Il faut également faire des propositions pour tenter de réconcilier la notion de loyers LDTR avec ceux du code des obligations, respectivement les loyers issus du contrat de bail, car aujourd'hui il y a une dichotomie entre les deux calculs, et il serait bon que ceux-ci puissent se rapprocher.

Il faut, surtout et enfin, préciser les termes de rénovation et d'entretien, parce que, en définitive, un flou important réside à ce niveau: la jurisprudence n'est pas très claire et il nous semble que la pratique du département est malheureusement encore fluctuante. Le Conseil d'Etat pourrait, à ce niveau-là, établir des normes plus claires ne serait-ce que pour faciliter la vie des constructeurs et des personnes qui souhaitent rénover.

Pour toutes ces raisons, la majorité de la commission souhaite renvoyer ce rapport au Conseil d'Etat.

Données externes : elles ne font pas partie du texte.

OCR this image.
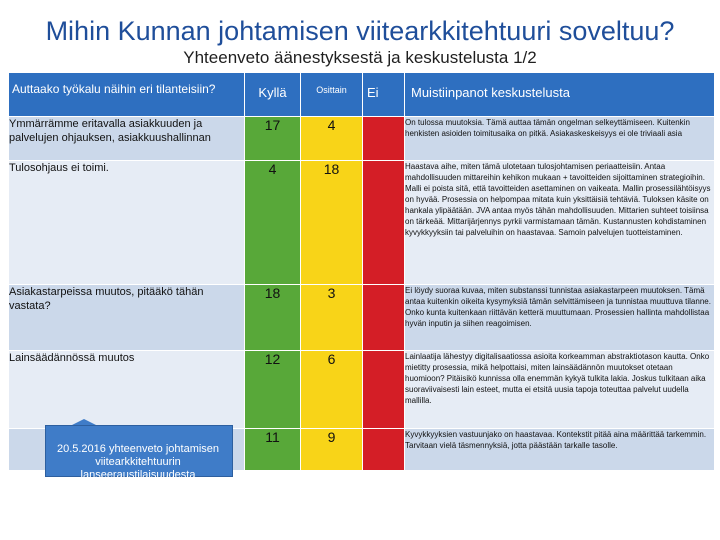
Mihin Kunnan johtamisen viitearkkitehtuuri soveltuu?
Yhteenveto äänestyksestä ja keskustelusta 1/2
Auttaako työkalu näihin eri tilanteisiin?	Kyllä	Osittain	Ei	Muistiinpanot keskustelusta
Ymmärrämme eritavalla asiakkuuden ja palvelujen ohjauksen, asiakkuushallinnan	17	4		On tulossa muutoksia. Tämä auttaa tämän ongelman selkeyttämiseen. Kuitenkin henkisten asioiden toimitusaika on pitkä. Asiakaskeskeisyys ei ole triviaali asia
Tulosohjaus ei toimi.	4	18		Haastava aihe, miten tämä ulotetaan tulosjohtamisen periaatteisiin. Antaa mahdollisuuden mittareihin kehikon mukaan + tavoitteiden sijoittaminen strategioihin. Malli ei poista sitä, että tavoitteiden asettaminen on vaikeata. Mallin prosessilähtöisyys on hyvää. Prosessia on helpompaa mitata kuin yksittäisiä tehtäviä. Tuloksen käsite on hankala ylipäätään. JVA antaa myös tähän mahdollisuuden. Mittarien suhteet toisiinsa on tärkeää. Mittarijärjennys pyrkii varmistamaan tämän. Kustannusten kohdistaminen kyvykkyyksiin tai palveluihin on haastavaa. Samoin palvelujen tuotteistaminen.
Asiakastarpeissa muutos, pitääkö tähän vastata?	18	3		Ei löydy suoraa kuvaa, miten substanssi tunnistaa asiakastarpeen muutoksen. Tämä antaa kuitenkin oikeita kysymyksiä tämän selvittämiseen ja tunnistaa muuttuva tilanne. Onko kunta kuitenkaan riittävän ketterä muuttumaan. Prosessien hallinta mahdollistaa hyvän inputin ja siihen reagoimisen.
Lainsäädännössä muutos	12	6		Lainlaatija lähestyy digitalisaatiossa asioita korkeamman abstraktiotason kautta. Onko mietitty prosessia, mikä helpottaisi, miten lainsäädännön muutokset otetaan huomioon? Pitäisikö kunnissa olla enemmän kykyä tulkita lakia. Joskus tulkitaan aika suoraviivaisesti lain esteet, mutta ei etsitä uusia tapoja toteuttaa palvelut uudella mallilla.
	11	9		Kyvykkyyksien vastuunjako on haastavaa. Kontekstit pitää aina määrittää tarkemmin. Tarvitaan vielä täsmennyksiä, jotta päästään tarkalle tasolle.
20.5.2016 yhteenveto johtamisen viitearkkitehtuurin lanseeraustilaisuudesta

M. Alberto Velasco (S). Je remercie le rapporteur de la commission d'avoir ajouté avec subtilité que c'est la majorité de la commission qui désire le renvoi, car la minorité, satisfaite de la réponse du Conseil d'Etat, ne le voulait pas et souhaitait sa prise d'acte. Je regrette que le rapporteur n'ait pas inclus dans son rapport les conclusions du Conseil d'Etat, parce que les députés devraient les connaître. En réalité, le Conseil d'Etat trouve, contrairement au rapporteur, que la LDTR a atteint son objectif et que les définitions auxquelles M. Aumeunier faisait référence sont suffisamment explicites dans la loi. Moi, ce qui me gêne à chaque fois que l'on parle de la LDTR, c'est qu'on nous dit qu'elle est responsable de tous les maux; bientôt on nous dira que c'est à cause d'elle s'il y a des changements climatiques ! Chaque fois qu'il y a un problème dans ce canton, c'est la faute de la LDTR ! Je suis désolé, mais, à un moment donné, il faut prouver ses affirmations par des arguments économiques ou scientifiques ! Le principal dans la vie, c'est quoi ? C'est le bonheur des gens ! C'est pas forcément de se faire du pognon ! (Commentaires.) Pour vous, les libéraux, le bonheur c'est vous faire du pognon ! Et plus vous avez de pognon, plus vous pensez que vous êtes heureux ! (Exclamations et rires. Le président agite la cloche.)

Une voix. Tu fantasmes ! (Rires.)

M. Alberto Velasco. Oui ! Oui, le bonheur, pour vous, se trouve dans le pognon ! C'est comme ça ! (Rires.)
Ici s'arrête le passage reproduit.